面妖! 30メートルの湖底で越冬するコオロギ

 新潟県ダム湖は毎年夏に人為的に干上がらせられる(文法あってる?)。そこに数種類のコオロギが繁殖しているらしい。驚くべきことに、このダム湖は30メートルの水深がある。その下で越冬していることは、簡単な実験の結果からみても間違いなさそうだ。

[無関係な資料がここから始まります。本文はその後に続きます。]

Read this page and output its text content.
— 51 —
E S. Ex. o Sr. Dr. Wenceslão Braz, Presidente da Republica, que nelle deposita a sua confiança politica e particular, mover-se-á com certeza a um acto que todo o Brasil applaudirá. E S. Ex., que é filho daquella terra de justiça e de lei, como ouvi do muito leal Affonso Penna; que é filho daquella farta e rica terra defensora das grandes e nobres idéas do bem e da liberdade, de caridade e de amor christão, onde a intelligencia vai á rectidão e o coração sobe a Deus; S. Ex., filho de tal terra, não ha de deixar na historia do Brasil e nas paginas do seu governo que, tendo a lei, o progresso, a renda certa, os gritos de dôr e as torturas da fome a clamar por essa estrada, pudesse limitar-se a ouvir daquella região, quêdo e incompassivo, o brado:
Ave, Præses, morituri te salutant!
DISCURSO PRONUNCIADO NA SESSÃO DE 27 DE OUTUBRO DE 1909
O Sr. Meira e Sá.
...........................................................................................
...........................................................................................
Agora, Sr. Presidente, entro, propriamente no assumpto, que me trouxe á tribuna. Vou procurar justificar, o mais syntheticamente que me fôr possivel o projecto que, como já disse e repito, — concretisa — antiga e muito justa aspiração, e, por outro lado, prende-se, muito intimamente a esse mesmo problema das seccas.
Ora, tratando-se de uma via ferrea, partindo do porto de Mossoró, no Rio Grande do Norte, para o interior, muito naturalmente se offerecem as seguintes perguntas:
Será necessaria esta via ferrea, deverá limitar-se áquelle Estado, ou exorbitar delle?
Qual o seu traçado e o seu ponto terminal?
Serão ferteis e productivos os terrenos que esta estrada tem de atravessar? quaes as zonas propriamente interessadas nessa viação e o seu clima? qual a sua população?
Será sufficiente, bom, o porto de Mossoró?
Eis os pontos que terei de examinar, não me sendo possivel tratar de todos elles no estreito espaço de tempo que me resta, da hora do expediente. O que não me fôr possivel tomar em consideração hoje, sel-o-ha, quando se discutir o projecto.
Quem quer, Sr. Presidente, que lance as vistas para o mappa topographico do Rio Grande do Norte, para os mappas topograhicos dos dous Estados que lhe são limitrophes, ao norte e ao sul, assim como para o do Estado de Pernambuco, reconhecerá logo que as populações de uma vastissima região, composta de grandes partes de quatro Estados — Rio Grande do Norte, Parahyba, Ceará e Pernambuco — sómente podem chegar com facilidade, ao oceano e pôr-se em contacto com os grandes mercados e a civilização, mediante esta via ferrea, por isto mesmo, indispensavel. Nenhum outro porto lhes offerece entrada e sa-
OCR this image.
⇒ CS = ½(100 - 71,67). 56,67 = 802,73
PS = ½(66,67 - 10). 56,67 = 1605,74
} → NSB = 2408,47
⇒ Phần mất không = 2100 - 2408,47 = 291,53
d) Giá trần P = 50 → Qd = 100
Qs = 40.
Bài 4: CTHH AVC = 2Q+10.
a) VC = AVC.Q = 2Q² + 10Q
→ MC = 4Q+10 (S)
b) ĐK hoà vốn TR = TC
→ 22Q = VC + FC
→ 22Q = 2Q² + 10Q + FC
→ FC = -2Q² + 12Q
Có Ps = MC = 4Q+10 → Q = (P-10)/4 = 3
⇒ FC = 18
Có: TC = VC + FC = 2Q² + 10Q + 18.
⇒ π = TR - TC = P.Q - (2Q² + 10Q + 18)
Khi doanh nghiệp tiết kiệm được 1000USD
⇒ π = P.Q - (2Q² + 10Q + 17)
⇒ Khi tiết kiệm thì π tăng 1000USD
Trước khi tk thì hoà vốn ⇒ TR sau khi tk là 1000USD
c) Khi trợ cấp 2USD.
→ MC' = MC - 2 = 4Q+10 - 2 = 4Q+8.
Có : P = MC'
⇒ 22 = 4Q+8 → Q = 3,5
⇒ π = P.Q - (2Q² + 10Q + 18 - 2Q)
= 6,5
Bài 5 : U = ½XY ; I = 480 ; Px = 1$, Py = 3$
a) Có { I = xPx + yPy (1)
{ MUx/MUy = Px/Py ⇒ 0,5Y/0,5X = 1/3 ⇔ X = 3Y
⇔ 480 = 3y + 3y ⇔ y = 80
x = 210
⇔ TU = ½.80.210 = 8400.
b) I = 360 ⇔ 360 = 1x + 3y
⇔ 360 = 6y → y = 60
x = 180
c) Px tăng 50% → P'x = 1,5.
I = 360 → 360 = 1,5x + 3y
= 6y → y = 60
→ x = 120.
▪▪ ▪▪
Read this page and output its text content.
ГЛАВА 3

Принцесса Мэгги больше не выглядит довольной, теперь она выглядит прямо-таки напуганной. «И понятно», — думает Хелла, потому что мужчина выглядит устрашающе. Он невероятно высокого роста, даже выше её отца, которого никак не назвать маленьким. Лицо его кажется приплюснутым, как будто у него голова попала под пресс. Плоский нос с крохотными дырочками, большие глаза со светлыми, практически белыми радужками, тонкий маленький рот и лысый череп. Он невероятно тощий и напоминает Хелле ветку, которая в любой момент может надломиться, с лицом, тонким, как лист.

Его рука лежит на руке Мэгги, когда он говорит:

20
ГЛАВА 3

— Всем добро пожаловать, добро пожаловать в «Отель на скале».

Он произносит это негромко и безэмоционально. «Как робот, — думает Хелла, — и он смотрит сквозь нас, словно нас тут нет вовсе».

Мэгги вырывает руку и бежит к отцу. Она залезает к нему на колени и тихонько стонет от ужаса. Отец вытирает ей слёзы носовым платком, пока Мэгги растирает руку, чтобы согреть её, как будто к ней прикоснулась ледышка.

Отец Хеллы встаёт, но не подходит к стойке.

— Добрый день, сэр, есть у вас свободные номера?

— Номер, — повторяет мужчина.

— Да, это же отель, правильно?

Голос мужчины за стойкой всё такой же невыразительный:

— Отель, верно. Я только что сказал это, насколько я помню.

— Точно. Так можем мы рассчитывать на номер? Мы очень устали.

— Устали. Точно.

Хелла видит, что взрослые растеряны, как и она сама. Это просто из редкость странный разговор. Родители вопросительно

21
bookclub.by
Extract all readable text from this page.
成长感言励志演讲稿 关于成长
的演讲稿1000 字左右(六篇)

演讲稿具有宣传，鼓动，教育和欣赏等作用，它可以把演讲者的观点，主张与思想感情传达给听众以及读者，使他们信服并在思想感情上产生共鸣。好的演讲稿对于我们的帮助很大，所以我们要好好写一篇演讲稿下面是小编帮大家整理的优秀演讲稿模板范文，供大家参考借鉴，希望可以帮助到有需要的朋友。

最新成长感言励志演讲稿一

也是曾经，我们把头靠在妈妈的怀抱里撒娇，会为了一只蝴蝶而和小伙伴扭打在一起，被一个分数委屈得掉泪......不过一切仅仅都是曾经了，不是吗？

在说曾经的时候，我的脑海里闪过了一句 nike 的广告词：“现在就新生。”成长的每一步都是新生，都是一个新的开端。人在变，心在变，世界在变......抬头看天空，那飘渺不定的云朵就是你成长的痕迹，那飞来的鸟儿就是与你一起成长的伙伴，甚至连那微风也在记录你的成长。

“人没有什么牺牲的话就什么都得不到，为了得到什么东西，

http://www.mainichi-msn.co.jp/kagaku/env/ikimono/news/20040705ddm016070095000c.html

 もし一年中湖底に沈んでいたら、ずっと発育しないままになるのだろうか?少なくともそういう状態になる年があれば、1年以上休眠するような性質が選択上有利になるだろう。実際1年以上休眠する虫は珍しくないので(prolonged diapause)、そのような変異が起こることも考えられる。もし、1年中水没している年と夏場に乾燥する年がランダムに訪れるとしたら、翌年の春に休眠覚醒する個体と1年待つ個体を産み分けるのが適応的になるだろう。こういうのはbet-hedging仮説を検証するための極めていい材料になりそうだ。それに古典的なCohenの予想*1も検証できそうだ。

*1:1966年の論文。個体群増殖モデルを用いて「年一化の植物の最適な休眠率は、繁殖できない不適な冬が来る確率に等しい」ことを理論的に提唱。